Are you stuck in an artistic routine or struggling to become comfortable photographing people in the street? Try this simple project that'll get you out there, shooting and gaining confidence!
What started out as a few simple images on a ferry while passing the time turned out to become a really interesting project for me. The simplicity of it allows a lot of room for your own artistic interpretation, while also giving you room for improvement for every time that you shoot outside. The project is based on documenting people enjoying a moment of peace by themselves in the city, while letting the rest of the world go by.
Why Shoot It?
If you go out in the streets with an idea in mind, however small or big, it gives you something to focus on. If you go out in the streets and want to come home with breathtaking images, you'll struggle to find them. Most likely, you'll end up focusing on things that most people notice in the streets, such as local landmarks, popular tourist spots, famous buildings, and so forth. But, in order to leave a mark of your own in this world, you have to look beyond that and get more creative.
This kind of project will also give you more confidence to photograph people in public, while keeping a distance that is comfortable for you. You don't have to point your camera at a stranger's face with only a few feet between the two of you, nor do you need to engage with them in any way. Your job is to observe, not to intrude, and to create strong compositions that will carry the image more so than the drama factor of someone's expression as you catch them by surprise.
How to Shoot It?
Depending on how comfortable you feel, you will choose a suitable lens accordingly. I personally like quite wide shots and as such, focus more on the overall composition and background of the place, while keeping the focus on the stranger who is sitting on a bench, enjoying five minutes of alone time, or perhaps they're waiting for someone while leaning against a building, or maybe they're having a cup of coffee and watching the world go by.
I always make sure that the person doesn't take up more than one third of the frame, because this isn't a portrait project; it's a street one, where composition is more important than capturing one's facial features up close. The beauty of this kind of project is that it gives you something to look for, instead of mindlessly walking around and waiting for something to "jump out" at you, but it also gives you immense freedom to compose it your way. This is a great way to hone your own personal style while doing something that's quite targeted.
Isolating your subject from the rest of the world can involve photographing them all alone in the whole of the frame, or it may mean shooting with a slightly slower shutter speed and letting the rest of passers-by become a blurred background, with the immediate focus being your chosen subject who is standing or sitting still.
In regards to timescale, you can either set yourself a goal of creating a certain number of images over a period of three, six, or more months, or you can leave it as an open project that follows you wherever you go and travel, but make sure you consider the end goal of what you're trying to achieve.
How to Edit It?
Of course, we all have our subjective opinions on how the image should be edited, but when you download your images and start picking out your favorites, make sure that you spend a moment to consider why color is or isn't an integral part of your composed photo. If the color helps you tell the story better than monochrome would, for example, if the image is shot in a location where strong colors are an important part of your composition, edit it in color. If you're looking to emphasize certain light, lines, shapes, or silhouettes, consider editing your image in black and white to bring out those features. It mostly comes down to your personal preference at the end of the day, but simply have a think when you edit about what you're trying to say with the image and how it may come across differently in color or monochrome.
How to Finish It?
There's nothing worse than creating beautiful images that you're proud of and leaving them to gather virtual dust in a folder on your desktop or external hard drive, never to be seen and appreciated. My favorite way of putting together a project is to create an iBook or an eBook; you can also create a simple PDF as there are plenty of free tools available for you to use and download. You can even create a print book, which will decorate your coffee table instead of having only strangers' photographic books in your library.
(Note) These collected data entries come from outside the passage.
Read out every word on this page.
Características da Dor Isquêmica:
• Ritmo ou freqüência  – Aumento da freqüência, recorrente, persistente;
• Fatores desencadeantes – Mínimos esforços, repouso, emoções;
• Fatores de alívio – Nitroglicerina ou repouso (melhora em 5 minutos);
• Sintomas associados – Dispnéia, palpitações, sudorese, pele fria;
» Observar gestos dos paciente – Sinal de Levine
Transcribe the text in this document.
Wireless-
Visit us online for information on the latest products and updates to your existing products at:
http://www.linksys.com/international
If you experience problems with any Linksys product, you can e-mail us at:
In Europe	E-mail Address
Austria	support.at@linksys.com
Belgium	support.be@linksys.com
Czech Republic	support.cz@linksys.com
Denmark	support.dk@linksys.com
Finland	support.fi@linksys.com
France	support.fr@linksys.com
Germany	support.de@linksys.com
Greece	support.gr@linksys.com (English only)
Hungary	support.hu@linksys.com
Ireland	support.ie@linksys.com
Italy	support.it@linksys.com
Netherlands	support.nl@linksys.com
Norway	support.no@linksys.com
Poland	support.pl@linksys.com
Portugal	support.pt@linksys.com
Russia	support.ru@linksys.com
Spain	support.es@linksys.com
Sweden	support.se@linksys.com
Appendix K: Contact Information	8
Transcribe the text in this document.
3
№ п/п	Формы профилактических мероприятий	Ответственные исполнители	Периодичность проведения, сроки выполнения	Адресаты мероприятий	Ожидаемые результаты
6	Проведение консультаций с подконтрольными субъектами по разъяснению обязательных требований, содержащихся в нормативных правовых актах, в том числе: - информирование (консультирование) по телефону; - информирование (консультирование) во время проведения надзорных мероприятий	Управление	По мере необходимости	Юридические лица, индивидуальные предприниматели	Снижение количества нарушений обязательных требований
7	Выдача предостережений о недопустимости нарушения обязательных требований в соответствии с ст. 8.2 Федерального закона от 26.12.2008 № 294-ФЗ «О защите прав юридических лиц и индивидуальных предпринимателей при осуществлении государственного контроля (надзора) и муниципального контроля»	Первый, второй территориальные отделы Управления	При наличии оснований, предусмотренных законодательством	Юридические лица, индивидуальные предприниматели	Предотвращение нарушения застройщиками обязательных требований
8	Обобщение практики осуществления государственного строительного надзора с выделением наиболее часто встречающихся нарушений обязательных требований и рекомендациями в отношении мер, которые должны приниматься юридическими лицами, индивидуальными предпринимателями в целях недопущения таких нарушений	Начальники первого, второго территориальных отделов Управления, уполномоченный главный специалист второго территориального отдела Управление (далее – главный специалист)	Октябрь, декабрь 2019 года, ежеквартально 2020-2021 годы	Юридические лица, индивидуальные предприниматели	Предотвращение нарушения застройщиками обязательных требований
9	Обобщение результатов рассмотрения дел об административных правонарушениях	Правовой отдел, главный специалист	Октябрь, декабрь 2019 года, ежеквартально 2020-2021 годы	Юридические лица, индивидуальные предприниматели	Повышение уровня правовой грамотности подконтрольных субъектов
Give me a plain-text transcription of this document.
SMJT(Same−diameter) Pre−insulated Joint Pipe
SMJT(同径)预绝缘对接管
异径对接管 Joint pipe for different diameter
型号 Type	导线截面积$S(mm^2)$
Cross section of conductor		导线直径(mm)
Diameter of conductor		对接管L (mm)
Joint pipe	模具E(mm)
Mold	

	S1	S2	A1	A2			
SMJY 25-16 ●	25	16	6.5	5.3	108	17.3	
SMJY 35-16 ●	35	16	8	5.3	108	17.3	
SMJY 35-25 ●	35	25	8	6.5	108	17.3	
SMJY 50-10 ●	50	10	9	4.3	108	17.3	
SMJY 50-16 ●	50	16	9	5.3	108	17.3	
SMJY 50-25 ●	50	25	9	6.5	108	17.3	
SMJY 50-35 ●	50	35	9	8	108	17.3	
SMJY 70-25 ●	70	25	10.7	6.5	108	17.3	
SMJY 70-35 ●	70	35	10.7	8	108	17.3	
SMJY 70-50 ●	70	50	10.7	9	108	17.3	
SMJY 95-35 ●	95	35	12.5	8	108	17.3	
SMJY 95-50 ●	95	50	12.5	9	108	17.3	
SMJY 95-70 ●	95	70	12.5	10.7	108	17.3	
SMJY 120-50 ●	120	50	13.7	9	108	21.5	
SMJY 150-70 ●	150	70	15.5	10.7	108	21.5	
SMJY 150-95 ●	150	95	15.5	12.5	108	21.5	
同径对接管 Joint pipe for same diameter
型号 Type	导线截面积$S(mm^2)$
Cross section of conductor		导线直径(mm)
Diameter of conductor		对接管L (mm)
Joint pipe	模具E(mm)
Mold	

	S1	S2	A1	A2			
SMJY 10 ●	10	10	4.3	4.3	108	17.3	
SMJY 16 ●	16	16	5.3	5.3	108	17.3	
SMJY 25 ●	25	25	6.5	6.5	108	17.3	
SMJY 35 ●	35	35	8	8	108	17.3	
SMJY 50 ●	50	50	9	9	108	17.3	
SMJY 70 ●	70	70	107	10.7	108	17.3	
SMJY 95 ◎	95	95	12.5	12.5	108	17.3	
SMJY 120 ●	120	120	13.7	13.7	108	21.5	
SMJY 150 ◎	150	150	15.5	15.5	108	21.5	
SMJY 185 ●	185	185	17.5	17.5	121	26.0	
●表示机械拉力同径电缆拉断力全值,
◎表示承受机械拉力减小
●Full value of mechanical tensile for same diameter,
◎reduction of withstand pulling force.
The reason for creating a virtual or print book is that you have to put effort into bringing it all together, not just have a bunch of loosely related images uploaded to a gallery. You can add text of your own, as I often do, or find suitable poetry or short stories to go with the project. If you want to see a sample book to get you started and give you ideas on how to design a book that's based on a very simple street photography project, you can view a free one I created on iBooks or you can get in touch with me for a free PDF version of it.
Trust me when I tell you that receiving a finished product of your images and text, whether in a virtual book or a real, printed one, is so much more rewarding than uploading images online either as a gallery or one by one across your social media accounts. The ability to bring it all together is just as important skill to learn as is composing, shooting, and editing your photographs. Make sure you do yourself the justice of finishing a project, and be proud of showing it to others, and let it inspire you to keep creating more.